環六高速道路に反対する会ニュ−ス

No.21


1994年4月5日

 

みんなで判決をききに行きましょう

4月14日(木)午前11時より

 前号のニュースでお知らせしましたように,4月14日にいよいよ待望の判決が言い渡されることになりました。そもそも国を相手にその事業を取消せというような訴訟で,ともかく判決にまで至ったということ自体画期的なことです。私たちはやるだけの事はやりました。理屈からいえば絶対に勝てるはずですし,勝つ自信は充分あります。大いに期待したいと思います。大勢の方の傍聴をお願いいたします。

 判決は東京地裁606法廷で,午前11時の予定ですが,変更もあり得ますので傍聴の方は法廷隣の控え室に10時50分までに集合して下さい。いつものように西武新宿線中井駅9時30分に集っていきますが,直接法廷に行かれてもかまいません(地下鉄丸の内線霞ケ関駅下車,徒歩2分)。閉廷後,隣の東京弁護士会館の304号室で記者会見と報告集会を行ないますのでぜひご参加下さい。

 

一部でも勝てば実質は勝訴です

判決は全面勝訴,全面敗訴の他,その中間にいくつかの形があり得ます。沿道で土地,建物などの権利が侵害される地権者以外の原告,つまり環境問題だけを主張している周辺住民らの訴えが,訴えとして認められるかどうかが一つの大きなポイントです。また,私たちが取消しを求めているのは,環六拡幅事業と地下高速道路建設事業ですが,どちらか一方だけの取消しが認められることも考えられます。しかし,一方だけでも取消されれば他方の事業を行なうことはできません。地上の拡幅なしに巨大な地下構造物を作ることは物理的に不可能ですし,地下高速道路がなければ首都高速道路公団の分担金が得られず,現在の都の財政からいって地上の拡幅は不可能です。つまり,一部でも取消しが認められれば,その効力は全面勝訴と変わらないのです。

 

住民勝訴なら工事を止めるべきです

 私たちが全面的に勝訴した場合には,被告はおそらく控訴するものと思われますので,控訴しないよう建設大臣に強く申入れするつもりです。しかし,日本の裁判で国に勝つというのはなかなか難しいことで,よく分からない理屈で負けてしまう可能性も充分考えられます。全面敗訴はあまり考えたくありませんが,この場合は判決を見てから考えたいと思います。あまりに情けない判決で,高裁にいって逆転される可能性が皆無に等しいというような場合には,残念ながら裁判以外の道を探るしかないかもしれません。
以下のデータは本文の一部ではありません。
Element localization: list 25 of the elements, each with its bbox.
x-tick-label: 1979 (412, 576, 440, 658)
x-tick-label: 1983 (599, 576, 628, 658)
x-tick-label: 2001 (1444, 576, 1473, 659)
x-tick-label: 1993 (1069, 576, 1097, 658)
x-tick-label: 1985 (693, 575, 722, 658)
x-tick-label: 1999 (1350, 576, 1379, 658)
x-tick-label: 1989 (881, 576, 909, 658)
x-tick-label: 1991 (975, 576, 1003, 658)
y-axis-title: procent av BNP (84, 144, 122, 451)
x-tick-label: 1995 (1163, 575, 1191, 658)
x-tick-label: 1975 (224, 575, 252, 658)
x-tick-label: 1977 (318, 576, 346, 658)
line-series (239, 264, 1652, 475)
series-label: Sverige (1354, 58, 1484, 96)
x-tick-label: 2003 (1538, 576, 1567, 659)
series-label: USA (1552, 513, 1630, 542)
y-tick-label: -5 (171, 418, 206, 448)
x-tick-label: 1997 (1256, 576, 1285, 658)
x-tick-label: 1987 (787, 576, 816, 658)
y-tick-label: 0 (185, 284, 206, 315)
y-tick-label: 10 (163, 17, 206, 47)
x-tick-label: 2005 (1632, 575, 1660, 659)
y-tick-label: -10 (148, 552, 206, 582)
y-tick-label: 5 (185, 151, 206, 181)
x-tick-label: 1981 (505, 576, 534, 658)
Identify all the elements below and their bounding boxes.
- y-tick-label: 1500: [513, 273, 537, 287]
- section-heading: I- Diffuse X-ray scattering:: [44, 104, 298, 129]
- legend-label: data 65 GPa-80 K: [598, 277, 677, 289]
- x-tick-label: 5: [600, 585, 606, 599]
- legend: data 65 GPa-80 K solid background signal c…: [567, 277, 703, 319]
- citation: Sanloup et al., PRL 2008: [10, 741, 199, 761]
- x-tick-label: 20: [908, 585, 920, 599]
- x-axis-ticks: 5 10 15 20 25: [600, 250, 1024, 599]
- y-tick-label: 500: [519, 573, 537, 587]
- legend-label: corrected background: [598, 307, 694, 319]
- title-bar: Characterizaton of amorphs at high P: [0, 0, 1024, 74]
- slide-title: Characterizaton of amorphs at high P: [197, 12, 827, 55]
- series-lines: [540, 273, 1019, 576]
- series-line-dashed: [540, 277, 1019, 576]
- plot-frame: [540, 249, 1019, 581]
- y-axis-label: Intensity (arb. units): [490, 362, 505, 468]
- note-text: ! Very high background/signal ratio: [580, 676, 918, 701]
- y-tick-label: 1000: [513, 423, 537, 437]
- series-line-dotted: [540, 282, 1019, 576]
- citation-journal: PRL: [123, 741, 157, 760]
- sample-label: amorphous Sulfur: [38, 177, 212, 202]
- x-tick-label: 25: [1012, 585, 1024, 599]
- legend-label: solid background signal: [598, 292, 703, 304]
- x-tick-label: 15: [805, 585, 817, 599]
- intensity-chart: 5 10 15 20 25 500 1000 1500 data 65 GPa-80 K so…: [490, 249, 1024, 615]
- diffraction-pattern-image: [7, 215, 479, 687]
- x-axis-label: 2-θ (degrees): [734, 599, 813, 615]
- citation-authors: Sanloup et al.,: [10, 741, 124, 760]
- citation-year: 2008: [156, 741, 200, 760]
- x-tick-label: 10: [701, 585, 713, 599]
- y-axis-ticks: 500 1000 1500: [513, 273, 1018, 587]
 前記のように全面勝訴と全面敗訴との間にいくつものケースが考えられますが,一部でも勝てば勝訴です。しかし,この場合でも被告の控訴により裁判は続きますので,負けた部分については私たちが控訴を行なう必要があります。高裁での議論を全面的に展開する必要があるからです。また,一審で勝ってもそれだけで工事が止まるわけではありません。都や公団はすでに工事に着手していますので,今すぐにでもさまざまな被害が生じる恐れがあります。判決が確定するまでの間,とりあえず工事を停止させる必要がありますが,その手立てについては現在検討中です。

 

控訴の場合の費用は

 控訴の場合の印紙代は,私たちの運動の成果で軽減されていますが,完全敗訴で全員控訴しようとすると約350万円となり,現在の会の経済状態ではとても負担できません。控訴ということになった場合には,大変不本意ながら費用を負担していただける方だけで裁判を続ける,ということにせざるを得ないと思います。金額は控訴する人数により異なるため正確には分かりませんが,完全な敗訴の場合,一人10,000円弱,一方で勝訴した場合 5,000円弱,ということになります。いずれにしても高額ですので全員控訴は無理かもしれませんが,高裁やマスコミに強いインパクトを与えるためにもできるだけ原告を減らさない形が望ましく,一人でも多くの方が裁判を続けて下さいますよう切にお願いする次第です。

 


次回定例会は4月16日

次回定例会は判決直後の4月16日午後2時から開きます。今後の活動方針を決める大切な会となりますので,大勢の皆様の参加を期待しております。場所はいつもの通り本会代表のS宅です。